Con il termine burden intendiamo “la misura in cui i caregiver percepiscono che il caregiving ha avuto un effetto negativo sul loro funzionamento emotivo, sociale, finanziario, fisico e spirituale”.
Inoltre, è possibile distinguere il burden oggettivo da quello soggettivo. Un burden oggettivo fa riferimento alle oggettive e concrete difficoltà di natura lavorativa, sociale, economica e di salute mentale che i caregivers si trovano a affrontare in seguito all’insorgenza del disturbo. Per burden soggettivo, invece, si considera la reazione soggettiva del singolo caregiver davanti alle suddette difficoltà.
L’esperienza dei caregivers secondo una ricerca
L’istituto di ricerca Equip ha condotto un sondaggio basato sulle esperienze di caregivers di persone con DCA. I principali obiettivi dell’indagine erano:
- Quantificare l’impatto dei disturbi alimentari sui caregivers
La ricerca mirava a valutare l’impatto emotivo, fisico e logistico del supporto a una persona cara durante il trattamento del disturbo alimentare. L’analisi ha esaminato anche come l’impatto possa variare a seconda del ruolo familiare del caregiver (per esempio: madre, padre, fratello, sorella, nonna, nonno, zio, zia, tutore etc.).
- Esplorare le lacune nel supporto
Fondamentale è informarsi di quali sono gli ambiti in cui i caregivers incontrano maggiori difficoltà, se ci sono settori in cui si sentono privi di supporto, esclusi o confusi. E, in più, i costi per l’accesso alle cure influenzano l’esperienza dei caregiver?
Dalle indagini condotte da Equip su oltre 1.000 persone, sono emersi i seguenti risultati:
- 1.075 persone a cui è stato somministra il sondaggio hanno dichiarato di essersi prese cura di qualcuno in fase di guarigione da un disturbo alimentare nei precedenti sette anni;
- Il genere dei caregivers era quasi equamente suddiviso con il 51% di donne e il 48% di uomini;
- Gli amici (27%) e i genitori (21%) rappresentavano la metà del campione dei caregivers intervistati;
- Le diagnosi più comuni che sono state registrate erano il disturbo da alimentazione incontrollata (BED) e l’anoressia.

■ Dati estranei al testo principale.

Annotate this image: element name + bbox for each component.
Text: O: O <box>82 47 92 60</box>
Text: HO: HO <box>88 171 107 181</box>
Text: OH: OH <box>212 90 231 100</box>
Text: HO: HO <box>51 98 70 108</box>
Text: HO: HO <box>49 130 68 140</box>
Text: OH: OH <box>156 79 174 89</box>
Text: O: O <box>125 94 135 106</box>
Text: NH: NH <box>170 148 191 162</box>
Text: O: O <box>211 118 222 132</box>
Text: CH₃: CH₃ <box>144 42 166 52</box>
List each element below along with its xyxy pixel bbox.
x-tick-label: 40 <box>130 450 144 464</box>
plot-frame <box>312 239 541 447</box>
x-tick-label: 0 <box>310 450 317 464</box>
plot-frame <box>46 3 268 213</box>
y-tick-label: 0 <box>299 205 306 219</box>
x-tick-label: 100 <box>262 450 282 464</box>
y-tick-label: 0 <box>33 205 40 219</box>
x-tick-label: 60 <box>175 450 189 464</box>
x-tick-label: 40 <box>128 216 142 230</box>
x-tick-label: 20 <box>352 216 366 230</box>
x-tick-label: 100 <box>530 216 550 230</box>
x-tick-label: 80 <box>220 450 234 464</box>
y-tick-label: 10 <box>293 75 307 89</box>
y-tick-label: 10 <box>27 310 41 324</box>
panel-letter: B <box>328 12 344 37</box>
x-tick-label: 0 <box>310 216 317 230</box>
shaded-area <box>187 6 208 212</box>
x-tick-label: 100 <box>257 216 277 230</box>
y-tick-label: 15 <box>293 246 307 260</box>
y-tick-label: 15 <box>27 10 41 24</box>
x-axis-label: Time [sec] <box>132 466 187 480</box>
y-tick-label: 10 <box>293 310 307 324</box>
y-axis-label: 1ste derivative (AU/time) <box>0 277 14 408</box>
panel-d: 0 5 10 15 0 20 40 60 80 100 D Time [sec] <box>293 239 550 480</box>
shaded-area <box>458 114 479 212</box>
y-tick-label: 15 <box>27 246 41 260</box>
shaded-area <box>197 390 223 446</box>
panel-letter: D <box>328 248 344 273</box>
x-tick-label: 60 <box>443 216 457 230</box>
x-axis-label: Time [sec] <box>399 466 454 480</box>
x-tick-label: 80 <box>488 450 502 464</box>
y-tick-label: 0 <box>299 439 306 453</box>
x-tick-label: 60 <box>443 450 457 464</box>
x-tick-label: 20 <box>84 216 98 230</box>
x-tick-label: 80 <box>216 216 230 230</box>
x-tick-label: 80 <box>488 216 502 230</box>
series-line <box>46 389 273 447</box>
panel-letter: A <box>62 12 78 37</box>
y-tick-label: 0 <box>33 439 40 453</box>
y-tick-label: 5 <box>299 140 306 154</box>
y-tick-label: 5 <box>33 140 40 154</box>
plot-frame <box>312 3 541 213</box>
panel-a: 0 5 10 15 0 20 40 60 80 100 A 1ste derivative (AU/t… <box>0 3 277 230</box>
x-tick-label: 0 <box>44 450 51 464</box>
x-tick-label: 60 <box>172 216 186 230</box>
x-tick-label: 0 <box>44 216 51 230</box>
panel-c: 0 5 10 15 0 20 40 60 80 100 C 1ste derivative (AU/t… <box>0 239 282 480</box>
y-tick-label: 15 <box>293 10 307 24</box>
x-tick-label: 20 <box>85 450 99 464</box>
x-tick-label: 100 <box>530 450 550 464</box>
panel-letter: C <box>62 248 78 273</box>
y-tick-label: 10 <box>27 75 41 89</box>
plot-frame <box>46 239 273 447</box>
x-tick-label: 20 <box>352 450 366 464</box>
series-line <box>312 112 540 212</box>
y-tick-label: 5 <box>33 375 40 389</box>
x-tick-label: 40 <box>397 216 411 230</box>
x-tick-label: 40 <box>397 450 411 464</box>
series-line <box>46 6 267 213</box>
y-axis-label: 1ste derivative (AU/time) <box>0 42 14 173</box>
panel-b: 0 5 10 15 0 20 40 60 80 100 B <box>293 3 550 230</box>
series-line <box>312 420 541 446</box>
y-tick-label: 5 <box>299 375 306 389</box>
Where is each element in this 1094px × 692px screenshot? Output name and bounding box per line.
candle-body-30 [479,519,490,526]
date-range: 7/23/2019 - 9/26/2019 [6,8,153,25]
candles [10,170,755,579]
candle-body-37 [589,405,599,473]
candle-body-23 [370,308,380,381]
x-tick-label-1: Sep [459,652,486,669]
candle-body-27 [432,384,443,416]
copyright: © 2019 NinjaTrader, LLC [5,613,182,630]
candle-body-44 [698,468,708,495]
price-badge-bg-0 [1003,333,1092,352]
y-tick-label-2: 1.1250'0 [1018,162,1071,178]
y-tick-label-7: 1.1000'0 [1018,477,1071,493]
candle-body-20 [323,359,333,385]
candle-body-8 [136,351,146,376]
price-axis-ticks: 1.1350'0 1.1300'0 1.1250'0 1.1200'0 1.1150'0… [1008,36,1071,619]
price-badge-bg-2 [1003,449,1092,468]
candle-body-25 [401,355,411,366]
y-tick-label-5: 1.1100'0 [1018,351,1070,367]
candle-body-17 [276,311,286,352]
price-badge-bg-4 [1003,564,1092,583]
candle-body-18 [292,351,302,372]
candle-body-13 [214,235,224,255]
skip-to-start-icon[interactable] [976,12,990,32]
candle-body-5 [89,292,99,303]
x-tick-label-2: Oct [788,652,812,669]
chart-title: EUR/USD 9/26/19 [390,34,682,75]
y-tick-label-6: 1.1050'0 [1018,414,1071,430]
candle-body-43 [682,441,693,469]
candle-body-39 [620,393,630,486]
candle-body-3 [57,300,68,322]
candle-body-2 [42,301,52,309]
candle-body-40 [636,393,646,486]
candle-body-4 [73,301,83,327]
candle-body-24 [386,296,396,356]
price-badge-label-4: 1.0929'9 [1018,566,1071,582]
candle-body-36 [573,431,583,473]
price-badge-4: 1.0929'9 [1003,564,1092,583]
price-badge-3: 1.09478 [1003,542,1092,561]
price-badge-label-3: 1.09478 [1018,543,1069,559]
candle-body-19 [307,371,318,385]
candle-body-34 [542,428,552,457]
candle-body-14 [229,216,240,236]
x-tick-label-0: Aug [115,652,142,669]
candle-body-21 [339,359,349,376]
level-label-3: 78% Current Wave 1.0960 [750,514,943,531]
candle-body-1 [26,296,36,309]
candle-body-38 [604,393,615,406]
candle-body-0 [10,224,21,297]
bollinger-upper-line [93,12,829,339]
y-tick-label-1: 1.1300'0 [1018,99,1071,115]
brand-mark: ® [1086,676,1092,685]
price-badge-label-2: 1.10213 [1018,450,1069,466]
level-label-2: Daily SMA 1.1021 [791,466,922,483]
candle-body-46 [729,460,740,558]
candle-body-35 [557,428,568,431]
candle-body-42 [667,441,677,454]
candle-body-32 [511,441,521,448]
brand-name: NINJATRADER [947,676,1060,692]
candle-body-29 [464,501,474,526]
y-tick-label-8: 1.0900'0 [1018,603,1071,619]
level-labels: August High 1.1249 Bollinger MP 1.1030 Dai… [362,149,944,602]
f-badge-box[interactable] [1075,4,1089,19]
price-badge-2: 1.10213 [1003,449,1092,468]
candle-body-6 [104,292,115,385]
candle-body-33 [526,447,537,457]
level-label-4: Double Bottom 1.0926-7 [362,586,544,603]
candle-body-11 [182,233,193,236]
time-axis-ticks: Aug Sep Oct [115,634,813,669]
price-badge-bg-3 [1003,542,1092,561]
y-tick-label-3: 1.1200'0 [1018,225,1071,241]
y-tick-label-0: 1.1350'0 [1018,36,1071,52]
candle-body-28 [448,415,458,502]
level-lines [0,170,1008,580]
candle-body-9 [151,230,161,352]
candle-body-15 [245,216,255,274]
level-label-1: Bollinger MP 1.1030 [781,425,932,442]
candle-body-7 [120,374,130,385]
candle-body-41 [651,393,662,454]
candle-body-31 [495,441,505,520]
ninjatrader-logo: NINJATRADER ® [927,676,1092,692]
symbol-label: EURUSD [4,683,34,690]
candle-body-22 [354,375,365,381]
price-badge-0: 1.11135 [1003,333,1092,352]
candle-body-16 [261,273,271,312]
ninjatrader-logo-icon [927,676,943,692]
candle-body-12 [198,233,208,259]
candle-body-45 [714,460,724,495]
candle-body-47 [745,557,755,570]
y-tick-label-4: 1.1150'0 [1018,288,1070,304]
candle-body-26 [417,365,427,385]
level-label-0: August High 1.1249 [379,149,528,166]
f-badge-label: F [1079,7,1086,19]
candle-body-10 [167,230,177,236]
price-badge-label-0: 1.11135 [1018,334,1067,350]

Punti chiave dell’analisi dell’Equip
Sebbene fosse già noto che l’esperienza di assistenza è impegnativa, il sondaggio dell’Equip ha rivelato nuove prospettive. Tramite dati quantitativi e spunti illuminanti hanno illustrato meglio la realtà dell’assistere chi soffre di DCA durante il recovery.
- Mette alla prova chi sei
Oltre 7 caregiver su 10 (74%) affermano che il ruolo di caregiver della persona cara ha rimodellato la loro identità. Il 41% afferma che questo compito ha modificato la loro identità presente, modellandola e forgiando quella esistente, mentre il 33% afferma di aver sviluppato una propria identità di caregiver. Questa nuova identità comporta delle sfide. L’80% dei caregiver riferisce di sentirsi sopraffatto almeno una volta e oltre la metà (51%) afferma di lottare con stress e ansia.
- Sono soli
Quasi due terzi (65%) dei caregivers sono profondamente coinvolti nel trattamento. Il 94% ritiene che il loro supporto sia fondamentale per la guarigione. Spesso, però, sono lasciati da soli a gestire questa situazione particolarmente pesante e complessa. La maggior parte si affida ad amici e familiari (51%) per il supporto, ma circa 1 persona su 8 si sente completamente sola. Circa la metà degli intervistati ha cominciato un percorso terapeutico affiancati da clinici professionisti, molti altri, invece, denunciano una mancanza di supporto emotivo. Molti hanno sottolineato la necessità di prezzi accessibili alla cure psicologiche per far fronte alle esigenze dell’assistenza.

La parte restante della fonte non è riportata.